Demande grandissante
Selon M. Jolin, la nouvelle université permettra de répondre à des besoins grandissants dans le centre-sud-ouest de l’Ontario, où le bassin francophone ne cesse d’augmenter. « Après le secondaire, les élèves [francophones] qui obtiennent leur diplôme et ne désirent pas s’éloigner de la région n’ont pas le choix d’aller dans le système anglophone. »
À l’heure actuelle, 611 500 francophones vivent en Ontario.

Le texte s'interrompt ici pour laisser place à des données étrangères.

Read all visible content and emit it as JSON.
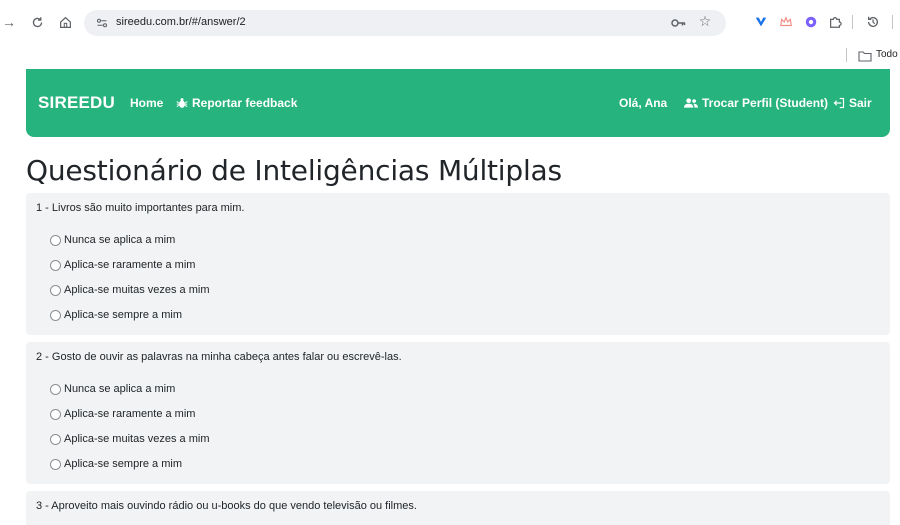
{
  "browser": {
    "url": "sireedu.com.br/#/answer/2",
    "bookmark_folder": "Todo"
  },
  "navbar": {
    "brand": "SIREEDU",
    "home": "Home",
    "feedback": "Reportar feedback",
    "greeting": "Olá, Ana",
    "switch_profile": "Trocar Perfil (Student)",
    "logout": "Sair"
  },
  "page": {
    "title": "Questionário de Inteligências Múltiplas"
  },
  "questions": [
    {
      "text": "1 - Livros são muito importantes para mim.",
      "options": [
        "Nunca se aplica a mim",
        "Aplica-se raramente a mim",
        "Aplica-se muitas vezes a mim",
        "Aplica-se sempre a mim"
      ]
    },
    {
      "text": "2 - Gosto de ouvir as palavras na minha cabeça antes falar ou escrevê-las.",
      "options": [
        "Nunca se aplica a mim",
        "Aplica-se raramente a mim",
        "Aplica-se muitas vezes a mim",
        "Aplica-se sempre a mim"
      ]
    },
    {
      "text": "3 - Aproveito mais ouvindo rádio ou u-books do que vendo televisão ou filmes."
    }
  ],
  "colors": {
    "navbar": "#26b37d",
    "card": "#f1f3f4"
  }
}
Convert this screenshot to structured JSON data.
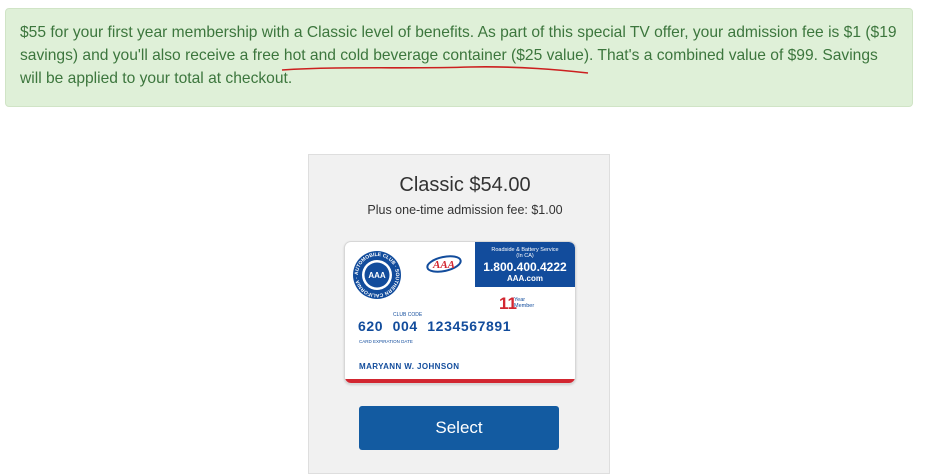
{
  "promo": {
    "text_before": "$55 for your first year membership with a Classic level of benefits. As part of this special TV offer, your admission fee is $1 ($19 savings) and you'll also receive a free ",
    "highlight": "hot and cold beverage container ($25 value)",
    "text_after": ". That's a combined value of $99. Savings will be applied to your total at checkout.",
    "annotation_color": "#cc1f1f"
  },
  "plan": {
    "title": "Classic $54.00",
    "subtitle": "Plus one-time admission fee: $1.00"
  },
  "card": {
    "seal_text": "AUTOMOBILE CLUB · SOUTHERN CALIFORNIA ·",
    "seal_center": "AAA",
    "logo_text": "AAA",
    "service_label": "Roadside & Battery Service",
    "service_region": "(In CA)",
    "phone": "1.800.400.4222",
    "website": "AAA.com",
    "years": "11",
    "years_label_1": "Year",
    "years_label_2": "Member",
    "club_code_label": "CLUB CODE",
    "number": "620 004 1234567891",
    "expiration_label": "CARD EXPIRATION DATE",
    "member_name": "MARYANN W. JOHNSON",
    "colors": {
      "blue": "#124c9c",
      "red": "#d22630"
    }
  },
  "select_button": {
    "label": "Select"
  },
  "colors": {
    "notice_bg": "#dff0d8",
    "notice_text": "#3c763d",
    "panel_bg": "#f1f1f1",
    "button_bg": "#135ba1"
  }
}
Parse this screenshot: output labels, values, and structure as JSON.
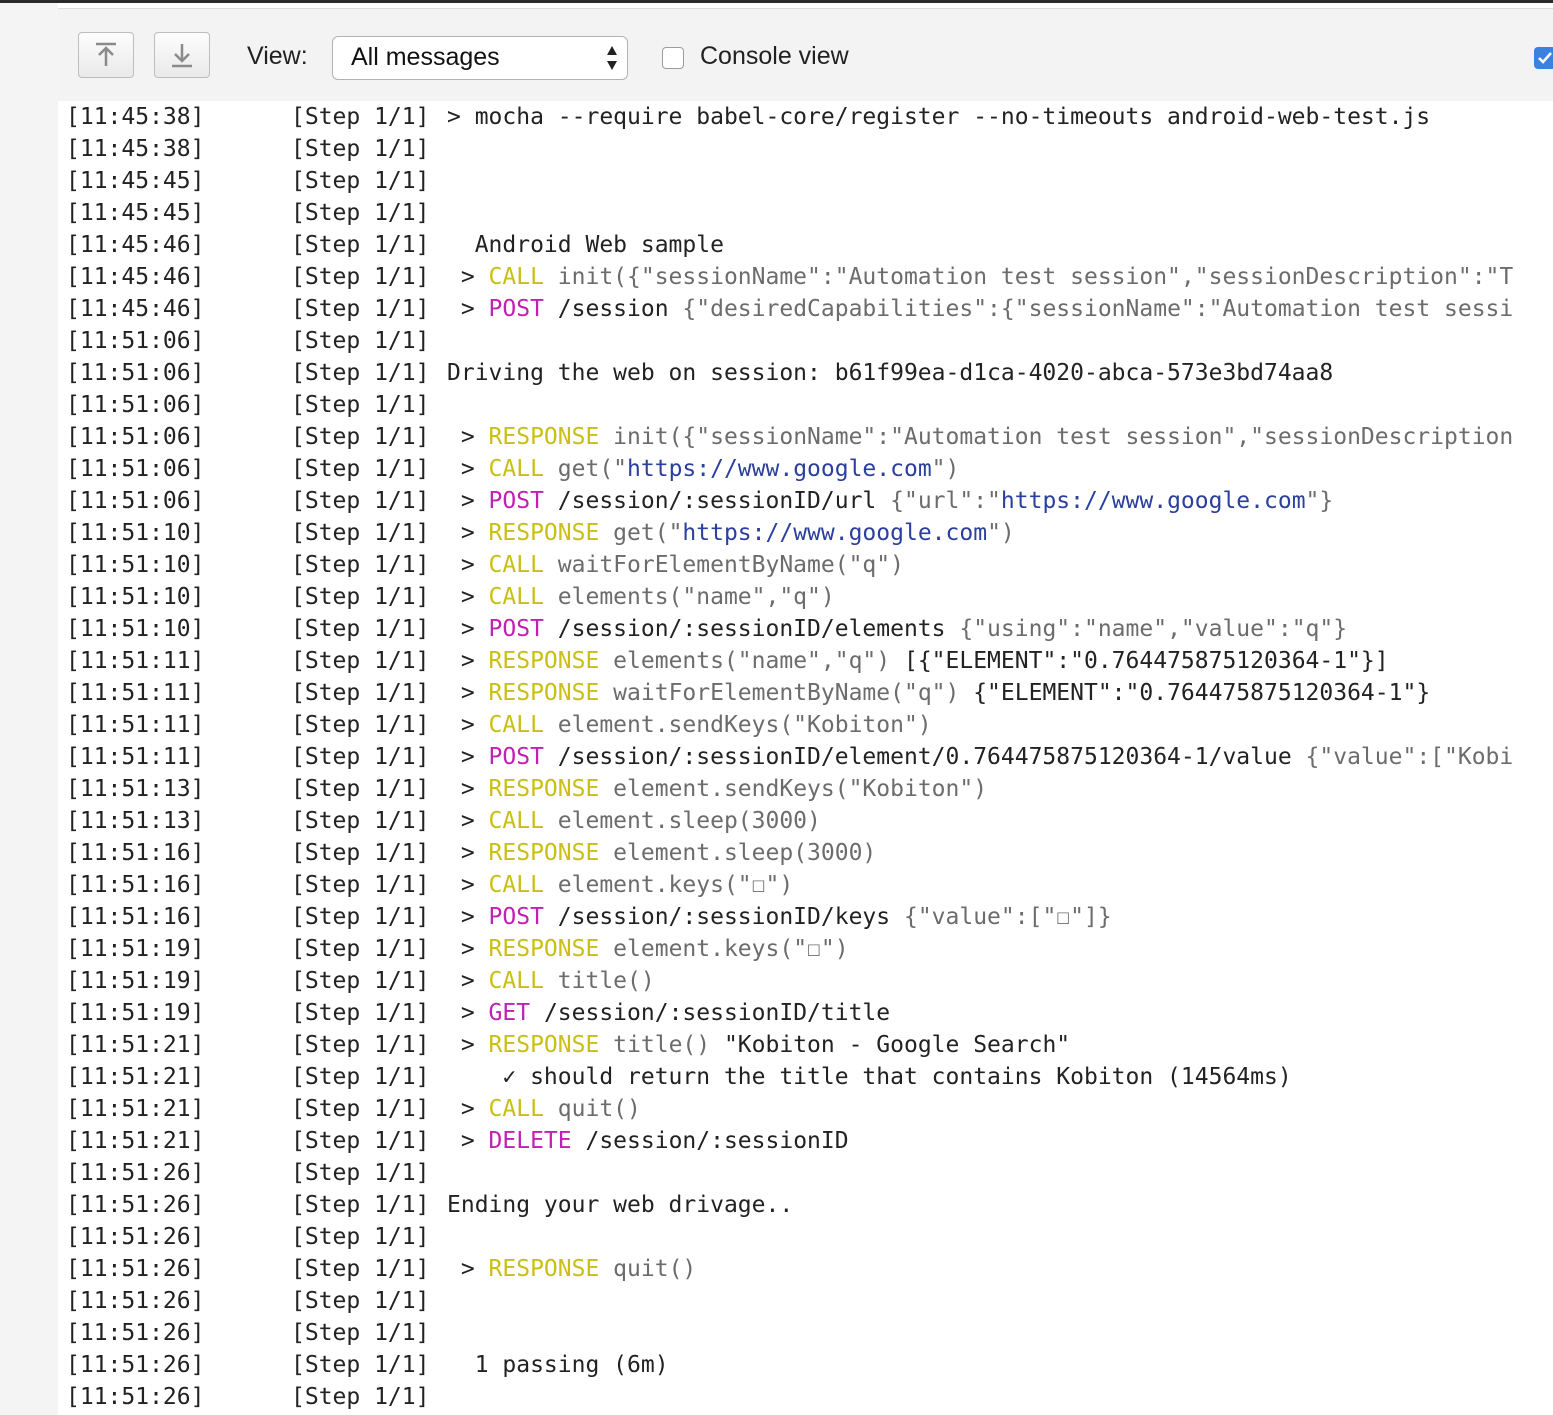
{
  "toolbar": {
    "upload_icon": "arrow-up-to-line-icon",
    "download_icon": "arrow-down-to-line-icon",
    "view_label": "View:",
    "view_selected": "All messages",
    "console_view_label": "Console view",
    "console_view_checked": false,
    "right_checkbox_checked": true
  },
  "colors": {
    "keyword": "#c9bf14",
    "http_method": "#c21fb4",
    "url": "#2a3f9e",
    "dim": "#6c6c6c"
  },
  "log": [
    {
      "ts": "[11:45:38]",
      "step": "[Step 1/1]",
      "parts": [
        {
          "t": "> mocha --require babel-core/register --no-timeouts android-web-test.js",
          "c": ""
        }
      ]
    },
    {
      "ts": "[11:45:38]",
      "step": "[Step 1/1]",
      "parts": []
    },
    {
      "ts": "[11:45:45]",
      "step": "[Step 1/1]",
      "parts": []
    },
    {
      "ts": "[11:45:45]",
      "step": "[Step 1/1]",
      "parts": []
    },
    {
      "ts": "[11:45:46]",
      "step": "[Step 1/1]",
      "parts": [
        {
          "t": "  Android Web sample",
          "c": ""
        }
      ]
    },
    {
      "ts": "[11:45:46]",
      "step": "[Step 1/1]",
      "parts": [
        {
          "t": " > ",
          "c": ""
        },
        {
          "t": "CALL",
          "c": "kw-call"
        },
        {
          "t": " init({\"sessionName\":\"Automation test session\",\"sessionDescription\":\"T",
          "c": "dim"
        }
      ]
    },
    {
      "ts": "[11:45:46]",
      "step": "[Step 1/1]",
      "parts": [
        {
          "t": " > ",
          "c": ""
        },
        {
          "t": "POST",
          "c": "kw-http"
        },
        {
          "t": " /session ",
          "c": ""
        },
        {
          "t": "{\"desiredCapabilities\":{\"sessionName\":\"Automation test sessi",
          "c": "dim"
        }
      ]
    },
    {
      "ts": "[11:51:06]",
      "step": "[Step 1/1]",
      "parts": []
    },
    {
      "ts": "[11:51:06]",
      "step": "[Step 1/1]",
      "parts": [
        {
          "t": "Driving the web on session: b61f99ea-d1ca-4020-abca-573e3bd74aa8",
          "c": ""
        }
      ]
    },
    {
      "ts": "[11:51:06]",
      "step": "[Step 1/1]",
      "parts": []
    },
    {
      "ts": "[11:51:06]",
      "step": "[Step 1/1]",
      "parts": [
        {
          "t": " > ",
          "c": ""
        },
        {
          "t": "RESPONSE",
          "c": "kw-response"
        },
        {
          "t": " init({\"sessionName\":\"Automation test session\",\"sessionDescription",
          "c": "dim"
        }
      ]
    },
    {
      "ts": "[11:51:06]",
      "step": "[Step 1/1]",
      "parts": [
        {
          "t": " > ",
          "c": ""
        },
        {
          "t": "CALL",
          "c": "kw-call"
        },
        {
          "t": " get(\"",
          "c": "dim"
        },
        {
          "t": "https://www.google.com",
          "c": "url"
        },
        {
          "t": "\")",
          "c": "dim"
        }
      ]
    },
    {
      "ts": "[11:51:06]",
      "step": "[Step 1/1]",
      "parts": [
        {
          "t": " > ",
          "c": ""
        },
        {
          "t": "POST",
          "c": "kw-http"
        },
        {
          "t": " /session/:sessionID/url ",
          "c": ""
        },
        {
          "t": "{\"url\":\"",
          "c": "dim"
        },
        {
          "t": "https://www.google.com",
          "c": "url"
        },
        {
          "t": "\"}",
          "c": "dim"
        }
      ]
    },
    {
      "ts": "[11:51:10]",
      "step": "[Step 1/1]",
      "parts": [
        {
          "t": " > ",
          "c": ""
        },
        {
          "t": "RESPONSE",
          "c": "kw-response"
        },
        {
          "t": " get(\"",
          "c": "dim"
        },
        {
          "t": "https://www.google.com",
          "c": "url"
        },
        {
          "t": "\")",
          "c": "dim"
        }
      ]
    },
    {
      "ts": "[11:51:10]",
      "step": "[Step 1/1]",
      "parts": [
        {
          "t": " > ",
          "c": ""
        },
        {
          "t": "CALL",
          "c": "kw-call"
        },
        {
          "t": " waitForElementByName(\"q\")",
          "c": "dim"
        }
      ]
    },
    {
      "ts": "[11:51:10]",
      "step": "[Step 1/1]",
      "parts": [
        {
          "t": " > ",
          "c": ""
        },
        {
          "t": "CALL",
          "c": "kw-call"
        },
        {
          "t": " elements(\"name\",\"q\")",
          "c": "dim"
        }
      ]
    },
    {
      "ts": "[11:51:10]",
      "step": "[Step 1/1]",
      "parts": [
        {
          "t": " > ",
          "c": ""
        },
        {
          "t": "POST",
          "c": "kw-http"
        },
        {
          "t": " /session/:sessionID/elements ",
          "c": ""
        },
        {
          "t": "{\"using\":\"name\",\"value\":\"q\"}",
          "c": "dim"
        }
      ]
    },
    {
      "ts": "[11:51:11]",
      "step": "[Step 1/1]",
      "parts": [
        {
          "t": " > ",
          "c": ""
        },
        {
          "t": "RESPONSE",
          "c": "kw-response"
        },
        {
          "t": " elements(\"name\",\"q\") ",
          "c": "dim"
        },
        {
          "t": "[{\"ELEMENT\":\"0.764475875120364-1\"}]",
          "c": ""
        }
      ]
    },
    {
      "ts": "[11:51:11]",
      "step": "[Step 1/1]",
      "parts": [
        {
          "t": " > ",
          "c": ""
        },
        {
          "t": "RESPONSE",
          "c": "kw-response"
        },
        {
          "t": " waitForElementByName(\"q\") ",
          "c": "dim"
        },
        {
          "t": "{\"ELEMENT\":\"0.764475875120364-1\"}",
          "c": ""
        }
      ]
    },
    {
      "ts": "[11:51:11]",
      "step": "[Step 1/1]",
      "parts": [
        {
          "t": " > ",
          "c": ""
        },
        {
          "t": "CALL",
          "c": "kw-call"
        },
        {
          "t": " element.sendKeys(\"Kobiton\")",
          "c": "dim"
        }
      ]
    },
    {
      "ts": "[11:51:11]",
      "step": "[Step 1/1]",
      "parts": [
        {
          "t": " > ",
          "c": ""
        },
        {
          "t": "POST",
          "c": "kw-http"
        },
        {
          "t": " /session/:sessionID/element/0.764475875120364-1/value ",
          "c": ""
        },
        {
          "t": "{\"value\":[\"Kobi",
          "c": "dim"
        }
      ]
    },
    {
      "ts": "[11:51:13]",
      "step": "[Step 1/1]",
      "parts": [
        {
          "t": " > ",
          "c": ""
        },
        {
          "t": "RESPONSE",
          "c": "kw-response"
        },
        {
          "t": " element.sendKeys(\"Kobiton\")",
          "c": "dim"
        }
      ]
    },
    {
      "ts": "[11:51:13]",
      "step": "[Step 1/1]",
      "parts": [
        {
          "t": " > ",
          "c": ""
        },
        {
          "t": "CALL",
          "c": "kw-call"
        },
        {
          "t": " element.sleep(3000)",
          "c": "dim"
        }
      ]
    },
    {
      "ts": "[11:51:16]",
      "step": "[Step 1/1]",
      "parts": [
        {
          "t": " > ",
          "c": ""
        },
        {
          "t": "RESPONSE",
          "c": "kw-response"
        },
        {
          "t": " element.sleep(3000)",
          "c": "dim"
        }
      ]
    },
    {
      "ts": "[11:51:16]",
      "step": "[Step 1/1]",
      "parts": [
        {
          "t": " > ",
          "c": ""
        },
        {
          "t": "CALL",
          "c": "kw-call"
        },
        {
          "t": " element.keys(\"☐\")",
          "c": "dim"
        }
      ]
    },
    {
      "ts": "[11:51:16]",
      "step": "[Step 1/1]",
      "parts": [
        {
          "t": " > ",
          "c": ""
        },
        {
          "t": "POST",
          "c": "kw-http"
        },
        {
          "t": " /session/:sessionID/keys ",
          "c": ""
        },
        {
          "t": "{\"value\":[\"☐\"]}",
          "c": "dim"
        }
      ]
    },
    {
      "ts": "[11:51:19]",
      "step": "[Step 1/1]",
      "parts": [
        {
          "t": " > ",
          "c": ""
        },
        {
          "t": "RESPONSE",
          "c": "kw-response"
        },
        {
          "t": " element.keys(\"☐\")",
          "c": "dim"
        }
      ]
    },
    {
      "ts": "[11:51:19]",
      "step": "[Step 1/1]",
      "parts": [
        {
          "t": " > ",
          "c": ""
        },
        {
          "t": "CALL",
          "c": "kw-call"
        },
        {
          "t": " title()",
          "c": "dim"
        }
      ]
    },
    {
      "ts": "[11:51:19]",
      "step": "[Step 1/1]",
      "parts": [
        {
          "t": " > ",
          "c": ""
        },
        {
          "t": "GET",
          "c": "kw-http"
        },
        {
          "t": " /session/:sessionID/title",
          "c": ""
        }
      ]
    },
    {
      "ts": "[11:51:21]",
      "step": "[Step 1/1]",
      "parts": [
        {
          "t": " > ",
          "c": ""
        },
        {
          "t": "RESPONSE",
          "c": "kw-response"
        },
        {
          "t": " title() ",
          "c": "dim"
        },
        {
          "t": "\"Kobiton - Google Search\"",
          "c": ""
        }
      ]
    },
    {
      "ts": "[11:51:21]",
      "step": "[Step 1/1]",
      "parts": [
        {
          "t": "    ✓ should return the title that contains Kobiton (14564ms)",
          "c": ""
        }
      ]
    },
    {
      "ts": "[11:51:21]",
      "step": "[Step 1/1]",
      "parts": [
        {
          "t": " > ",
          "c": ""
        },
        {
          "t": "CALL",
          "c": "kw-call"
        },
        {
          "t": " quit()",
          "c": "dim"
        }
      ]
    },
    {
      "ts": "[11:51:21]",
      "step": "[Step 1/1]",
      "parts": [
        {
          "t": " > ",
          "c": ""
        },
        {
          "t": "DELETE",
          "c": "kw-http"
        },
        {
          "t": " /session/:sessionID",
          "c": ""
        }
      ]
    },
    {
      "ts": "[11:51:26]",
      "step": "[Step 1/1]",
      "parts": []
    },
    {
      "ts": "[11:51:26]",
      "step": "[Step 1/1]",
      "parts": [
        {
          "t": "Ending your web drivage..",
          "c": ""
        }
      ]
    },
    {
      "ts": "[11:51:26]",
      "step": "[Step 1/1]",
      "parts": []
    },
    {
      "ts": "[11:51:26]",
      "step": "[Step 1/1]",
      "parts": [
        {
          "t": " > ",
          "c": ""
        },
        {
          "t": "RESPONSE",
          "c": "kw-response"
        },
        {
          "t": " quit()",
          "c": "dim"
        }
      ]
    },
    {
      "ts": "[11:51:26]",
      "step": "[Step 1/1]",
      "parts": []
    },
    {
      "ts": "[11:51:26]",
      "step": "[Step 1/1]",
      "parts": []
    },
    {
      "ts": "[11:51:26]",
      "step": "[Step 1/1]",
      "parts": [
        {
          "t": "  1 passing (6m)",
          "c": ""
        }
      ]
    },
    {
      "ts": "[11:51:26]",
      "step": "[Step 1/1]",
      "parts": []
    }
  ]
}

Si la province propose un enseignement français au niveau primaire et secondaire depuis plusieurs années, l’accès à des études postsecondaires dans la langue de Molière reste restreint.
En tout, neuf établissements bilingues ou de langue française proposent des programmes universitaires, mais aucun n’est entièrement francophone.
«Il était temps, on est vraiment contents», renchérit le coprésident du Regroupement étudiant franco-ontarien, Jocelyn Leblanc, rappelant que d’autres provinces anglophones à travers le Canada, telles que le Nouveau-Brunswick ou le Manitoba, possèdent depuis plusieurs années déjà une université de langue française, leur communauté francophone étant pourtant moins importante qu’en Ontario.
Jocelyn Leblanc estime qu’une telle institution permettra de «vivre en français au quotidien», ce que ne permettent pas les universités bilingues. «Mon vécu de l’université bilingue? C’est 99% en anglais et 1% en français», confie l’étudiant en administration publique et droit à l’Université d’Ottawa, considérant que l’anglais reste la langue dominante au sein de la communauté universitaire. «Demander un service, commander à la cafétéria, entrer dans un club: il faut parler en anglais pour se faire comprendre, raconte l’étudiant. J’aimerais ça, jouer aux échecs en français, lancer un juron en français en jouant au ballon chasseur et qu’on me comprenne. »
Les programmes bilingues en péril?
De l’avis de Serge Miville, professeur d’histoire à l’Université Laurentienne et titulaire de la Chaire de recherche en histoire de l’Ontario français, le projet de loi ne va pas assez loin, car il se cantonne à la région de Toronto, alors que «le problème est à l’échelle provinciale». Il croit plus simple de fédérer les programmes de langue française des institutions bilingues. «Pourquoi créer une nouvelle institution et non pas un campus ou un réseau qui regrouperait les unités d’enseignement en français déjà existantes?»
M. Miville estime que la création d’une université francophone va surtout remettre en question la raison d’être des universités bilingues. « C’est un beau rêve, ces institutions bilingues, mais ça ne répond plus aux besoins, estime-t-il. C’est possible qu’elles doivent réagir face à cette nouvelle concurrence, mais ce ne sera pas dans leur intérêt d’abandonner les cours en français, car on leur offre des subventions pour ça.»